Storia Che Passione
Accadde oggi: 17 febbraio

Accadde oggi: 17 febbraio

Almanacco del 17 febbraio, anno 1673: muore all’età di 51 anni Jean-Baptiste Poquelin, in arte Molière. Figura emblematica del teatro classico francese, sublime commediografo nonché virtuoso drammaturgo, la sua dipartita è circondata da un alone di leggenda, poiché avvenne sul palcoscenico, o meglio, subito dopo una delle sue ultime rappresentazioni.

Accadde oggi: 17 febbraio

Non mi dilungherò sulla biografia, le opere e il lascito artistico dell’uomo da molti considerato “il padre della commedia moderna” – anche se la tentazione è tanta. Al contrario concentrerò la mia e la vostra attenzione sugli ultimi istanti di vita di Molière, in quanto curiosi e in un certo senso emblematici della sua intera esistenza.

È la sera del 17 febbraio 1673. Molière interpreta il ruolo di Argante, il protagonista della sua commedia Il Malato immaginario (Le Malade imaginaire), presso il Théâtre du Palais-Royal a Parigi. Solamente il titolo dell’opera è in grado di fornire la base per una serie infinita di battute. Non sarò io a farle, ma chi è dotato di un certo senso dell’umorismo non aspetti a sfoggiarlo. Fatto sta che nella quarta rappresentazione andata in scena in quel febbraio Molière soffriva di una malattia tutt’altro che immaginaria: la tubercolosi (qualcuno sostiene invece si trattasse di una grave forma di polmonite).

Durante la messinscena quasi tutti notano che il grande attore palesa qualche problemino nel recitare le sue battute. Tossisce e fa una gran fatica nel respirare. Il pubblico pensa faccia parte dello spettacolo, che sia tutta abilità recitativa (d’altronde l’opera parla di quello, un malato immaginario). Diversamente dal pubblico pagante, i colleghi di Molière comprendono che quella, ben che vada, è improvvisazione, altrimenti è un notevole cedimento fisico dovuto ad una salute cagionevole. I dubbi svaniscono d’un tratto quando il drammaturgo si accascia privo di coscienza sul palco.

17 febbraio Il malato immaginario

Qui s’inserisce il primo dettaglio verosimile. Sembra che Molière svenga dopo aver pronunciato la battuta “Je veux qu’on me traie” (“Voglio essere purgato”). Se davvero lo disse, beh, anche in punto di morte non mancò di esaltarsi in quanto a tempismo comico.

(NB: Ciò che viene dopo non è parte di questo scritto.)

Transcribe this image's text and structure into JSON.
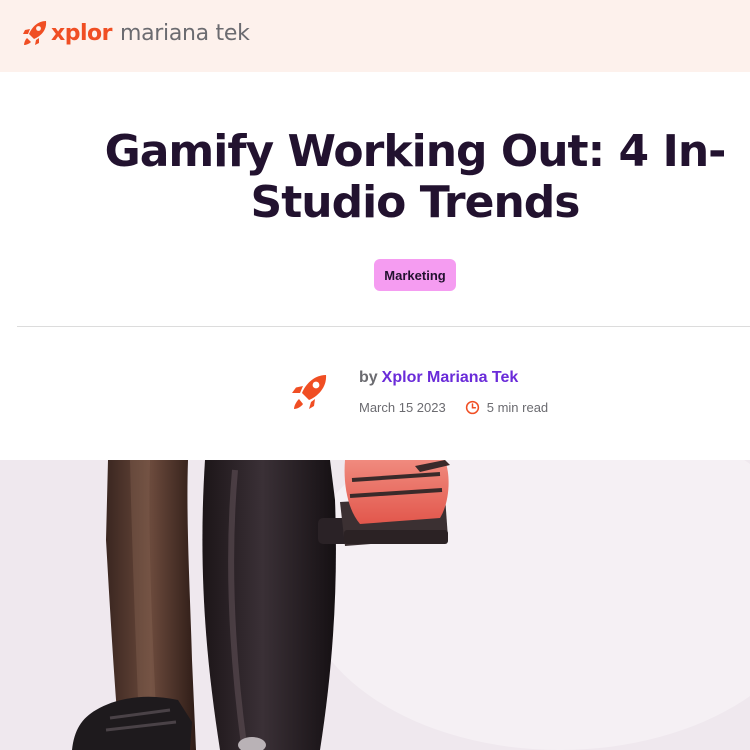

Terminata la rappresentazione, due suore accompagnano Molière nella sua dimora al 40° di rue de Richelieu. Sono diverse le fonti che raccontano le ultime ore di vita dell’artista. Ad esempio le memorie della moglie, poi vedova, Armande Béjart riferiscono che si sia cercato un sacerdote per circa un’ora e mezza per l’estrema unzione, fallendo tuttavia nella ricerca. Questo perché gli uomini di chiesa non volevano avere a che fare con il drammaturgo che in diverse occasioni fece aspra satira contro l’ambiente ecclesiastico.

Il via vai è continuo e le condizioni di Molière si aggravano di minuto in minuto. Le due suore forniscono le ultime assistenze, ma non c’è più nulla da fare. Il padre della commedia moderna, uno dei volti più noti del teatro europeo seicentesco, spira alle ore 22:00 del 17 febbraio 1673.

17 febbraio

Il giorno successivo si pensa ai funerali, ma già il tema della sepoltura crea imbarazzo sia alla famiglia che all’arcidiocesi di Parigi. Non avendo rinunciato per iscritto alla professione di attore (scandalosa per la Santa Romana Chiesa), l’oramai defunto Molière non ha neppure potuto ricevere i sacramenti. In teoria una tale contingenza comporterebbe la negazione di una sepoltura cristiana. Ma come fare per un uomo di così alta reputazione internazionale? Ne verrebbe fuori uno scandalo di gigante portata. Tramite l’intercessione dell’arcivescovo di Parigi si arriva ad un compromesso. I familiari ottengono il permesso di seppellire il compianto nel cimitero della cappella Saint-Joseph, a patto che lo si faccia di notte, senza alcuna pompa o celebrazione postuma. Così avviene tra le tenebre del 21 febbraio in una sezione riservata ai non battezzati e agli emarginati.